The one thing that I ask the Minister is to ensure at least that least no one loses out because of universal credit. We never know; perhaps under the universal credit system the Government may be able to give a little something back to the half a million or so kids who lost out when the extended eligibility was scrapped last year. However, given the Government's record so far, I do not think that many of us will be holding our breath.

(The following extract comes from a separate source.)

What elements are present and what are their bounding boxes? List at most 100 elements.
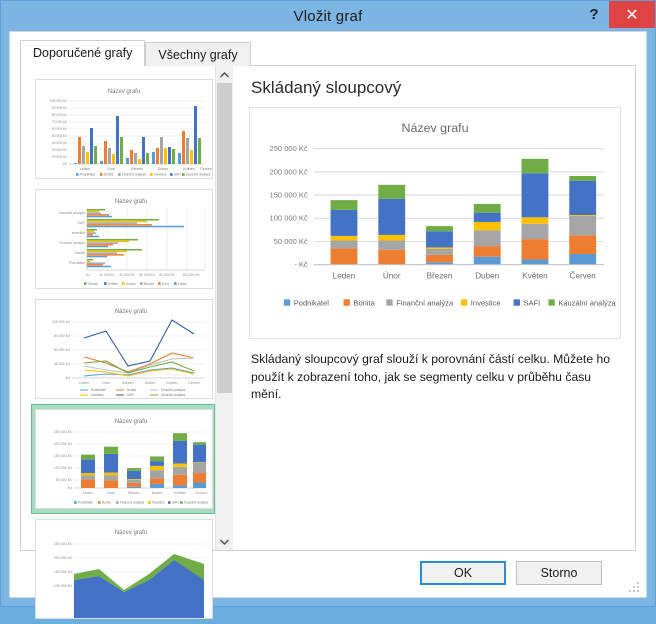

We have a Government who pay lip service to the importance of school meals-both free and paid for-but whose actions are completely incongruous with that rhetoric. If that were not bad enough, they also do not think that cooking healthy meals is sufficient of a life skill to be taught to young teens. Just as a free school meal may be the only proper meal that some children get, there is a similar cohort for whom the only food skills that they get will be the ones that they learn at school. In fact, they are more than likely to be the same children. Given that fact, the Labour Government put together plans to ensure that all children get mandatory cookery lessons, in the hope that those skills would stay with the young people who received them for the rest of their lives and even transfer to their parents, too. There was evidence of that in the excellent work of Jamie Oliver, of which the Minister is no doubt aware. He has shown that children given knowledge of healthy food and how to cook it go home and influence the food choices made by their parents. In a letter to me, the Minister of State, Department for Education, the hon. Member for Bognor Regis and Littlehampton (Mr Gibb) justifies the decision to scrap the commitment by saying that the Labour Government did not take any legislative steps to make it compulsory-a pathetic excuse if ever I heard one. However, that is not surprising: after all, it might be difficult for those setting up free schools in an old pub or office to accommodate first-rate food technology classrooms. The simple fact is that the Tory-led Government's half-baked policies are a recipe for disaster for our children.
I want in closing to ask the Minister two quick questions. Will she fight her corner for free school meals when decisions are taken following the report of the Social Security Advisory Committee and try to extend at least some help to the families who were short-changed by her Government last year? If it becomes clear that the policies that we have been discussing today are resulting in a fall in nutritional standards and/or the take-up of school meals-whether in free schools, academies or other schools-will she step in and do something, or does the "hope and pray" or, as she calls it, localism approach to government prevent her from doing so?